For the most part, however, although transitional students in this professional writing

program do often experience a tension between classroom and workplace imperatives, they are

not usually hampered by it. In fact, much anecdotal evidence indicates they revel in their

involvement with organizations and readily accept that, to satisfy their clients, it will be necessary

to engage in much more work than is usually required for classroom tasks. They transcend the

classroom with enthusiasm. Because they participate on the periphery of a community of practice,

in an incipient zone of proximal development, their activities broach authentic participation and it

seems that they can sense the experience of legitimate participation. Such transitional spaces

should invite instructors to provide structures that will create the conditions for the development

of authentic learning communities. Kastman Breuch suggests a number of strategies instructors

can incorporate to help transitional students achieve legitimate access and so avoid what Petraglia

refers to as “pseudotransactionality,” writing that turns towards the classroom and away from

truly transactional purposes (Kastman Breuch p.195).
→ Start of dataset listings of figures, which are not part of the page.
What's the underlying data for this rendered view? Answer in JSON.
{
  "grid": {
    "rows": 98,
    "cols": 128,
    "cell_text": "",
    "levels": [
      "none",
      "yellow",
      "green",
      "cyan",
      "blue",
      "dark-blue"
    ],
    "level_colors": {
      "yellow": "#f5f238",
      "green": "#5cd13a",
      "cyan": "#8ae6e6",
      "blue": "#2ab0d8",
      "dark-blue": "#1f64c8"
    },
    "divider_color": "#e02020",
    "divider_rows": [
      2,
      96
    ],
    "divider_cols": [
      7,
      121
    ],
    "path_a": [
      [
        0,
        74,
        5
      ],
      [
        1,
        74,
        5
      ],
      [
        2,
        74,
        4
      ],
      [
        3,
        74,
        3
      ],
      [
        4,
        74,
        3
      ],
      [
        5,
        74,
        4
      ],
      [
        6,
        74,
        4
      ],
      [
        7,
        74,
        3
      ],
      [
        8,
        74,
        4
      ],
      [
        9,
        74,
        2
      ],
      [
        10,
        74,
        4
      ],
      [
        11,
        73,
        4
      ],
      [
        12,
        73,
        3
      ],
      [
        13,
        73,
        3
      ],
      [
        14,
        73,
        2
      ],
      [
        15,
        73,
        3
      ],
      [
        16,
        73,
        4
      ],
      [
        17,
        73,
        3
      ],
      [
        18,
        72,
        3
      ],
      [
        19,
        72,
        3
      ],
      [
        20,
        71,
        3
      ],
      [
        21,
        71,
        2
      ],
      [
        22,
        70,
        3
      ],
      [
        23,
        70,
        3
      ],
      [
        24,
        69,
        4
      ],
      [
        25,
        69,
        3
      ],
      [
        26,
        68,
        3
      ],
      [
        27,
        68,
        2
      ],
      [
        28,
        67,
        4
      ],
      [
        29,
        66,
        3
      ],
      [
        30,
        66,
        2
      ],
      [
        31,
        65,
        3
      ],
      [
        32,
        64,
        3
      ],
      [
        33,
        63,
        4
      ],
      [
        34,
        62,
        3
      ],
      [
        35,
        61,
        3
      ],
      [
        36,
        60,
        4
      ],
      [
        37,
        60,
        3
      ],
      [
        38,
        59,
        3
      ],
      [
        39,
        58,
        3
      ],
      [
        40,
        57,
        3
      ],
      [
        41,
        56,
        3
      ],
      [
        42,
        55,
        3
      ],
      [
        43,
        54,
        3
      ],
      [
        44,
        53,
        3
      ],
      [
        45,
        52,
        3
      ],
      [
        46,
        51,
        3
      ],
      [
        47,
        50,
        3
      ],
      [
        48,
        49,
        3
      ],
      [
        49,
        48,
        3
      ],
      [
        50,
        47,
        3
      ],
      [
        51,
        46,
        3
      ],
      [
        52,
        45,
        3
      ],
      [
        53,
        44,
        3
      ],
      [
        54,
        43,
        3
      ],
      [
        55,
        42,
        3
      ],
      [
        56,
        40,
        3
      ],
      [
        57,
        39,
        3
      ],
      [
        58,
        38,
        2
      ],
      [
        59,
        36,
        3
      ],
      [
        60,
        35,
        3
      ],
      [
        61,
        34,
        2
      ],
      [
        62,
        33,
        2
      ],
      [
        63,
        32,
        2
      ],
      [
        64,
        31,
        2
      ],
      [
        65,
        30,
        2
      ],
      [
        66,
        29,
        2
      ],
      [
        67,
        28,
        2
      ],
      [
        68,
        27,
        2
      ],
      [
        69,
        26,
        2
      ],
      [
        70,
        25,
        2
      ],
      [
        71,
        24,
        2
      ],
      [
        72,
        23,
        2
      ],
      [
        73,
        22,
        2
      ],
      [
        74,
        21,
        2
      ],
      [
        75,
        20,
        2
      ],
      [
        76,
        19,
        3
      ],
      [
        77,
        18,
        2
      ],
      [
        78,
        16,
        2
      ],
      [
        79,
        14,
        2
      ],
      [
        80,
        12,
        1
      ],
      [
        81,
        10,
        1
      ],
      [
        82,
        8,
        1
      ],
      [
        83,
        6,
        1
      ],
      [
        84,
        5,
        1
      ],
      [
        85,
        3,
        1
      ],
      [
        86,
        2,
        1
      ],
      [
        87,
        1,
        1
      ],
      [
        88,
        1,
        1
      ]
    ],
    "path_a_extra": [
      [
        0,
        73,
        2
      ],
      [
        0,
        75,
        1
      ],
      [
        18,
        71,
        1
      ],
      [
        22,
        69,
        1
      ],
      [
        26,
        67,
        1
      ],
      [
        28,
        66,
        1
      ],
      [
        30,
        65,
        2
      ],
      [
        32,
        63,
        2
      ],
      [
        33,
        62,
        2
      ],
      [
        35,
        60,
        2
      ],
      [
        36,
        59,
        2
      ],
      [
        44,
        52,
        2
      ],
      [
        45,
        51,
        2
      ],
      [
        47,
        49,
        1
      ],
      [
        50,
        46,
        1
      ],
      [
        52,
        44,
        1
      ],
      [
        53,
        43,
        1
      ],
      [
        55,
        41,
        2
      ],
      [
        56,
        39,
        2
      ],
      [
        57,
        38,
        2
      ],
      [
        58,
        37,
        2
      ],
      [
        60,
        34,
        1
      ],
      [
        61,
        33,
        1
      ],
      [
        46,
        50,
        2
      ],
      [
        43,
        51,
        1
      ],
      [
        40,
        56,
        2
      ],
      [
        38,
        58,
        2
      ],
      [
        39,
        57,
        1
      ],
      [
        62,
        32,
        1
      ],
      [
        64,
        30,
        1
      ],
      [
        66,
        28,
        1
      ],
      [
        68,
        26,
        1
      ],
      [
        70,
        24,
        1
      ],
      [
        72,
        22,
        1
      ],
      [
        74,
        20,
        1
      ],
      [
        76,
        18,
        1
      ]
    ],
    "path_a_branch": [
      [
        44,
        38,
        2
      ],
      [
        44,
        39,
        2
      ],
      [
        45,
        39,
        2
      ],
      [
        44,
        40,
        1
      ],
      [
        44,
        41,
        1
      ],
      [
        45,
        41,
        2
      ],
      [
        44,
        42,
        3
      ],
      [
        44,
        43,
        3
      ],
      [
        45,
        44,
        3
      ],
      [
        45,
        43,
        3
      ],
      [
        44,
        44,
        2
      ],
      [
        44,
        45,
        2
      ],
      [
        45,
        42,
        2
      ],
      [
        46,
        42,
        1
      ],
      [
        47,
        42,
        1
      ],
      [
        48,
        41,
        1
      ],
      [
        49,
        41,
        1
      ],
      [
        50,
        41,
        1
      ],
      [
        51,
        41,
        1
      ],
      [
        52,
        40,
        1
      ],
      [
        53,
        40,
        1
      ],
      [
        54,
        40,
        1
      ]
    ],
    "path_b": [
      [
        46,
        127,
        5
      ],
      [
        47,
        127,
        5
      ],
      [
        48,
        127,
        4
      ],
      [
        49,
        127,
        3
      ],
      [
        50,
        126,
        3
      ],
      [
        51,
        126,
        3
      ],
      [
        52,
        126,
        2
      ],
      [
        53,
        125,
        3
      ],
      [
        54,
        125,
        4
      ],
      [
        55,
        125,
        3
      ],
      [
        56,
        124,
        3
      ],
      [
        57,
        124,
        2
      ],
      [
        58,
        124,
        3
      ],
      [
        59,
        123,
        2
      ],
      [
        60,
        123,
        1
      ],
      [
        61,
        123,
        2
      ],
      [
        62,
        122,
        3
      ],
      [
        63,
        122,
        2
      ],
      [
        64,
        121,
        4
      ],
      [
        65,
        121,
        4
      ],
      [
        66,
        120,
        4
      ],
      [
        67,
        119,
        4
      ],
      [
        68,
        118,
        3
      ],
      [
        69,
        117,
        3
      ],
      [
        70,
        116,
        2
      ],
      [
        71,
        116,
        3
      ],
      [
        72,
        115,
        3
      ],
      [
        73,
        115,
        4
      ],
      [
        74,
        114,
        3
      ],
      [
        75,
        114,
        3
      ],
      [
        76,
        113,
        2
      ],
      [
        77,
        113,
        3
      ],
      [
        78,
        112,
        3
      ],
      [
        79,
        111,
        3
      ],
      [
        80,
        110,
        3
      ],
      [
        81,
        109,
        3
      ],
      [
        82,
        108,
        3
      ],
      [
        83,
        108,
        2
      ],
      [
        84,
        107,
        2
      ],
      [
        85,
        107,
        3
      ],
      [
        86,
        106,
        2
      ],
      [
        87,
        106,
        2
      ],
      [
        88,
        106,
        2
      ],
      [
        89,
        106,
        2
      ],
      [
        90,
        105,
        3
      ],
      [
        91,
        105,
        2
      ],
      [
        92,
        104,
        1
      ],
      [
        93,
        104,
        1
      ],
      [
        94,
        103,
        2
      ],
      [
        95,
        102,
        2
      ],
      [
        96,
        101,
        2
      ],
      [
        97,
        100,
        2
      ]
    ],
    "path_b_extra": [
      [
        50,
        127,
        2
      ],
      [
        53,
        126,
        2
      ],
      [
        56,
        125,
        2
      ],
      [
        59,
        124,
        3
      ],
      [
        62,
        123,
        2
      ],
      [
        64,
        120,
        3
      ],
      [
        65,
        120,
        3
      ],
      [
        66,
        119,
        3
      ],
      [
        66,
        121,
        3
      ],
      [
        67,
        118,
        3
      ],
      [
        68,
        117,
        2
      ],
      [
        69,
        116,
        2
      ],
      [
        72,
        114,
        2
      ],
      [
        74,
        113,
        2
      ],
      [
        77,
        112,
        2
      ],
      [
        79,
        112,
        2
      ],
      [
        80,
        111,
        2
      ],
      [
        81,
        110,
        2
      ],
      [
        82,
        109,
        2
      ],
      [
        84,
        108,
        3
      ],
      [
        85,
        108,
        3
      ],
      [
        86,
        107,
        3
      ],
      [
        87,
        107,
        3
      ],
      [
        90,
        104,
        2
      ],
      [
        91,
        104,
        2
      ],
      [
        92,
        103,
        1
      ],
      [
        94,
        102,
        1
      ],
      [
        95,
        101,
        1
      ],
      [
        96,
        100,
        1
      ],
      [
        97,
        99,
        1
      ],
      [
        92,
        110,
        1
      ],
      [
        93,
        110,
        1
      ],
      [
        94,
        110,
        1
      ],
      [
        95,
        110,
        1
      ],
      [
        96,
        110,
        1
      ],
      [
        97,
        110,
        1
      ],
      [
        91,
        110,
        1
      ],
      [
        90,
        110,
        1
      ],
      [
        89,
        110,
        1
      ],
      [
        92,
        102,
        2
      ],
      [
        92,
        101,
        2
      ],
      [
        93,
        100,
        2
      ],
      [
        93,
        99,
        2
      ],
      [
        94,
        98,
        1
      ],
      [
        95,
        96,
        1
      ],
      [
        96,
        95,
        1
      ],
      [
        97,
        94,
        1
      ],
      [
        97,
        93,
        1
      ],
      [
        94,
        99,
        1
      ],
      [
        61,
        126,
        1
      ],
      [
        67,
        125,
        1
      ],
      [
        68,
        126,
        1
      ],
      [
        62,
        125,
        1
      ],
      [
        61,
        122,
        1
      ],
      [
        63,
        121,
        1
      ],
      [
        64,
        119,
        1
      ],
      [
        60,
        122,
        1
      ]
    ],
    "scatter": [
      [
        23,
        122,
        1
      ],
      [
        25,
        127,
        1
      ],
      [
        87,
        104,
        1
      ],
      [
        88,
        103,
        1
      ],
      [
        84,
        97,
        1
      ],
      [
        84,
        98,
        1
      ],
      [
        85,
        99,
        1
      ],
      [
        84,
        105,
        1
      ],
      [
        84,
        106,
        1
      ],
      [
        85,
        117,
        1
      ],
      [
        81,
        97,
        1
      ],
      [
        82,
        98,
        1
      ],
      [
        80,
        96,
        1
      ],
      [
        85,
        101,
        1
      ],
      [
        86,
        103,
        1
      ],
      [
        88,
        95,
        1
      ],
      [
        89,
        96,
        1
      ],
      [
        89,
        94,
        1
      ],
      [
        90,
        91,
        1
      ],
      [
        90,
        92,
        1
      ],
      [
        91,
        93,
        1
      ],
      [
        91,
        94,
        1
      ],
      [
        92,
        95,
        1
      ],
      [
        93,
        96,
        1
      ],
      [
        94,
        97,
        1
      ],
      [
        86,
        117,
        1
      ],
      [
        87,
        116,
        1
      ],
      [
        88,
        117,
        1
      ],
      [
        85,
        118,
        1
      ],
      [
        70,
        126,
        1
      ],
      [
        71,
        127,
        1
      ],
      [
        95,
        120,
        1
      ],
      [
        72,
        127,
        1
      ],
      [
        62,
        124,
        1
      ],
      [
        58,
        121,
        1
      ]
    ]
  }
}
These include a variety of activities and

skills (including “Rogerian reflecting”) that fall under the three categories of client interviews,

listening, and seeking clarification (Kastman Breuch pp.202-208). To create an integrated

pedagogy, however, such skills and activities need to be expressions of a larger pedagogical

framework, and I would suggest that a rhetorical genre approach that looks to designing

communities of learning provides a promising theoretical orientation for such a framework.